A healthy website is an optimized website. Optimization is not just about top search engine results, it takes into consideration a website’s overall performance. An optimized website gives users a positive experience and gets you better search engine placement. One way to optimize your website is to make sure your website is ADA compliant. What does this mean? Let’s dive in.
Here’s a History Lesson
Likely you are familiar with the American with Disabilities Act (ADA), a law enacted in 1990 that guarantees that people with disabilities have the same opportunities as everyone else to participate in the mainstream of American life.
Consequently, in 1990, Tim Berners-Lee, the inventor of the Internet, was writing the first HTML source code. The world wide web was in infancy.
As the web evolved, only government or public use websites were required to be what is called “Section 508 compliant,” in accordance with the Rehabilitation Act of 1973,amended in 1978, federal agencies were required to make their electronic and information technology (EIT) accessible to people with disabilities — mainly the vision or hearing impaired.
From Facebook and Instagram, to online banking and online grocery shopping — the web is an integral part of our day-to-day lives. Because of that, a ruling was passed requiring website accessibility through ADA Title III stating that public accommodations comply with ADA standards. The expectations of websites to be usable by those with disabilities are no longer just a requirement of .govs and .orgs. Every website should be accessible by all.
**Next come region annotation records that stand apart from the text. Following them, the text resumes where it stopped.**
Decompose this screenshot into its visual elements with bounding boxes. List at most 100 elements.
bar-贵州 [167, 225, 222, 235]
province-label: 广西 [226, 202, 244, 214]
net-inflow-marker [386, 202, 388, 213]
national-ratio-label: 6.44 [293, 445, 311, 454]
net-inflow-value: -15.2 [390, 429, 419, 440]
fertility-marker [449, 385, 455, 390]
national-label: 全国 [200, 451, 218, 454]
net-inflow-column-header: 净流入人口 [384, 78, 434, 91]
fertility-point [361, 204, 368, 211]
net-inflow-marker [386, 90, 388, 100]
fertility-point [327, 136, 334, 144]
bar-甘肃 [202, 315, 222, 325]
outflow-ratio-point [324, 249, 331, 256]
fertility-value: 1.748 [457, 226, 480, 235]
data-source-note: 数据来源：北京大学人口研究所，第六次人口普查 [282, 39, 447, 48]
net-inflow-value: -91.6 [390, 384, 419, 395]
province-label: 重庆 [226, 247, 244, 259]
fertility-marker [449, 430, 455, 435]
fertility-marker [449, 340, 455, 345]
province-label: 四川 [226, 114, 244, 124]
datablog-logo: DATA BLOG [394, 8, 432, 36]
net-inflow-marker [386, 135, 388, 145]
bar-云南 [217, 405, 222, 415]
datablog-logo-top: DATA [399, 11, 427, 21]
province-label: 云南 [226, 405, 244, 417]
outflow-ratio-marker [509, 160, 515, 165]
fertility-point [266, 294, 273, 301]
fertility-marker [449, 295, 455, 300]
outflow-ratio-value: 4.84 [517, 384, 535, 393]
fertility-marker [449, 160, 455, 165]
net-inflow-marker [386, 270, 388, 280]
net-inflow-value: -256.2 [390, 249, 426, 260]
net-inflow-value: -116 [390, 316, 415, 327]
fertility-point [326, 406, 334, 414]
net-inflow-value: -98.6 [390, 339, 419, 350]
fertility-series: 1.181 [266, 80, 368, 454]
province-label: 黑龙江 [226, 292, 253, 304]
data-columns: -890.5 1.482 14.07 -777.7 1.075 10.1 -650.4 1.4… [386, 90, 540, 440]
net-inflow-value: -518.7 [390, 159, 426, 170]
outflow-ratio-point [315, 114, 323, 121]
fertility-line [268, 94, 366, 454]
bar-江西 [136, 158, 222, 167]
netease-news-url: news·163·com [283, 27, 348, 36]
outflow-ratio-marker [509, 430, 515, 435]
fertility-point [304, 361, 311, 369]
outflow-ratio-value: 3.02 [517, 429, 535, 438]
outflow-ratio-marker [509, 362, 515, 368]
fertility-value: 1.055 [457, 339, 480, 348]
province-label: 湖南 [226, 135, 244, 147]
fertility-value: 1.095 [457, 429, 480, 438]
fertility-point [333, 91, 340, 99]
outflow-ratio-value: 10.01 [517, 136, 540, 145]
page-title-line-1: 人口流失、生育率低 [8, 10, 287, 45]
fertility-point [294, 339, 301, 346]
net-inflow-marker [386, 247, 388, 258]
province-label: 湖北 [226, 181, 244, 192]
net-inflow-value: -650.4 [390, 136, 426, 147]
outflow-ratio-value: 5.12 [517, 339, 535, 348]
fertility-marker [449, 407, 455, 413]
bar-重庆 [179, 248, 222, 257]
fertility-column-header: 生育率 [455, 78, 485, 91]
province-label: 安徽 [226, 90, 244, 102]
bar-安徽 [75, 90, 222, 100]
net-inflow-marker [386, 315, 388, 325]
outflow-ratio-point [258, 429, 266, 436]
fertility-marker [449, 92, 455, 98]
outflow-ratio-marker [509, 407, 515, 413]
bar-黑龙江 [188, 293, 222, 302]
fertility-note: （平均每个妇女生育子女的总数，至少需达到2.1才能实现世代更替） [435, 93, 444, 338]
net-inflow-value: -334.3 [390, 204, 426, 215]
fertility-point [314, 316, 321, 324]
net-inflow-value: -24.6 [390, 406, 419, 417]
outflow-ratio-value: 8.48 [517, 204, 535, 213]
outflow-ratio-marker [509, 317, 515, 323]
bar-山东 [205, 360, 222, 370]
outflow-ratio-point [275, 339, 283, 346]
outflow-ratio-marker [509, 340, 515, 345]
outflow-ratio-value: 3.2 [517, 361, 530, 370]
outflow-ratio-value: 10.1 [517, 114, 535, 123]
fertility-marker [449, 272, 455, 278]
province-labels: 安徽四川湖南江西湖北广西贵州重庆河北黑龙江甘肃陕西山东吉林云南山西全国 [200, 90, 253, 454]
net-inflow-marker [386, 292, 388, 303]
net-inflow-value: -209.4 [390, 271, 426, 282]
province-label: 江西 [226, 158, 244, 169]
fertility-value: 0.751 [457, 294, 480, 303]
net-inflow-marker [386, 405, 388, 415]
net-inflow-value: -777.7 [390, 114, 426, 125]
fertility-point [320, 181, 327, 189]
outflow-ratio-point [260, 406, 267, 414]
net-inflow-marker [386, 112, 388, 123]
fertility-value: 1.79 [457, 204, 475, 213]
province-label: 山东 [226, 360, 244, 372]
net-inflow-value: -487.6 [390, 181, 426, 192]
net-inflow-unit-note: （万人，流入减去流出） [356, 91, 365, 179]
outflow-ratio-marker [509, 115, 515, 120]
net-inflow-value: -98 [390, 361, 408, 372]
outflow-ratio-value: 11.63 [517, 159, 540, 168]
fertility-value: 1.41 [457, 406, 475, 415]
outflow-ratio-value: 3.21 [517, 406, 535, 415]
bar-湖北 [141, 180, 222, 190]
What Makes a Website Compliant?
In 2008, the World Wide Web Consortium created the Web Content Accessibility Guidelines (WCAG) which provides the four guiding principles of accessible websites: perceivable, operable, understandable and robust. These are basically principles of good user experience design. In other words, things that make your website better anyway.
Here’s the quick breakdown of the four principals:
Perceivable- Make sure your alt tags are populated.
- Caption audio and video content.
- Use a CAPTCHA with an audio option.
- Use color contrast to separate foreground from background.
Operable- Make the website functional from a keyboard. A good example of this is if there is a click and drag feature on your website, be sure that there is a way this can be done with arrow keys.
- Provide users enough time to read and use content. If you have carousels and sliders, be sure that appropriate time is given to read the words before transitions.
- Do not design content in a way that is known to cause seizures. Watch those animated gifs.
- Make sure your users know how to get around your website with easy navigation, visual cues and breadcrumb navigation.
- Keep your content at a simple and conversational at lower secondary reading level (think 9th-11th grade). Avoid complex jargon or undefined acronyms.
- Have your website work in expected ways, drawing on interactions that are already familiar to the user.
- Make it easy to avoid mistakes or correct them.
-Make sure your website is compatible with current and future assistive technologies. Good code is key here.
How Accessibility is Measured
There are three levels of compliance: A, AA, AAA with A being the most basic. As of January 2018, websites are expected to be at least level A compliant.
For government organizations and public use websites, the highest level of compliance (AAA) is necessary, but, for business websites, reaching the AA level is ideal for accessibility and optimization. A is okay but we recommend aiming higher.
What if Your Website Isn’t Compliant?
As of January 2018, all websites are expected to be level A compliant or you could get hit with a lawsuit by the Department of Justice (DOJ). Major brands have gotten called out by the DOJ for non-compliance.
You may also lose rank in the SEO game or find it harder to gain rankings without having an ADA compliant website. And having a compliant website creates a better experience for every user.
How Do I Make My Website ADA Compliant?
There are free tools available to help you determine if your website is compliant. If there are lots of errors, you can work to make sure changes are implemented to bring your website up to par which could be something as simple as populating alt tags or adjusting color contrast on buttons.
Depending on the tool, the results may be difficult to interpret, so it may be useful to turn to your web developer to help you make sense of results and implement improvements to get you to an optimized level.